MAP/UK Partner site: The europian bioinformatics institute (EMBL-EBI)


The Metabolomics team at EMBL-EBI

Metabolomics is the study of small molecule metabolites in the metabolome, which is the complete set of metabolites in a biological sample. It allows us to detect disease states and their progression, monitor responses to therapy, stratify patients based on biochemical profiles, and highlight targets for drug design. We maintain MetaboLights, a global public resource for data from metabolomics experiments and derived information. The database is cross-species, cross-technique and covers metabolite structures and their reference spectra as well as their biological roles, locations and concentrations. Our main focus is on expanding the coverage and depth of metabolomics data available to the community.

Critical to achieving this is the development of our submission procedures to address our diverse user community. We provide an online editor which guides the submitter through the process, with constant validation and context specific data requirements and ontologies. For more large scale depositors such as the phenome centres (eg Birmingham University) and commercial companies (eg Metabolon), we provide an API to allow template submissions at scale. To also improve the depth of the data, we continue the development of MetaboLights Labs, a workbench providing the infrastructure for metabolomics data processing and analysis and submission to MetaboLights and have developed a course Introduction to Metabolomics Analysis (delivered to an international group of students at EMBL-EBI) to provide guidance on the metabolomics field and to ensure data quality.
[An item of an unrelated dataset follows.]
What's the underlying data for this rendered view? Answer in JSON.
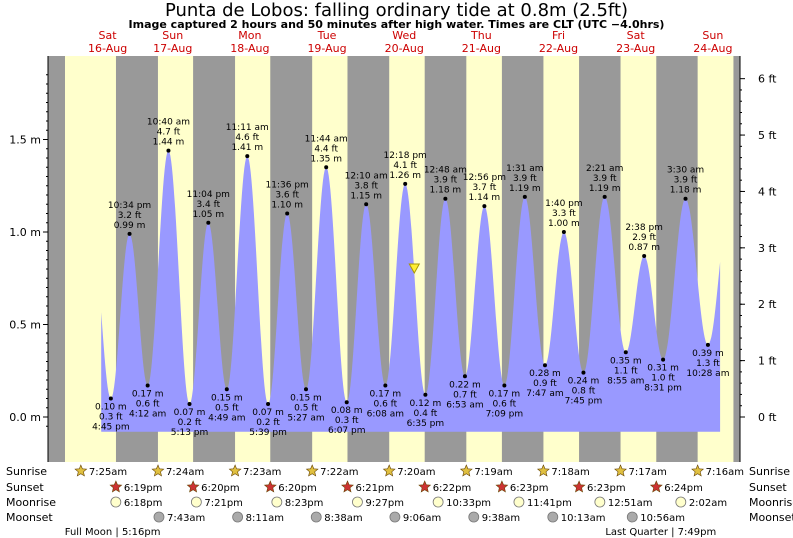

Related to this is the delivery of PhenoMeNal which is part of the course and integrated with MetaboLights Labs to ensure consistent, reproducible and audited workflows. We became an ELIXIR recommended repository and established the ELIXIR Metabolomics Community and have been successful in being awarded an Implementation study for Metabolite identification.

We have been an active member in multiple standardisation efforts in untargeted metabolomics including the establishment of the Metabolomics Quality Assurance and Quality Control Consortium (mQACC), the OECD Metabolomics and Metabolomics GO FAIR Implementation Networks.We also expanded our impact across the global research community, establishing closer interactions with our US collaborator Metabolomics Workbench through the NIH Commons Metabolomics Program stage II and with our Japanese colleagues at the National Insitute of Genetics which hosts Metabolonote.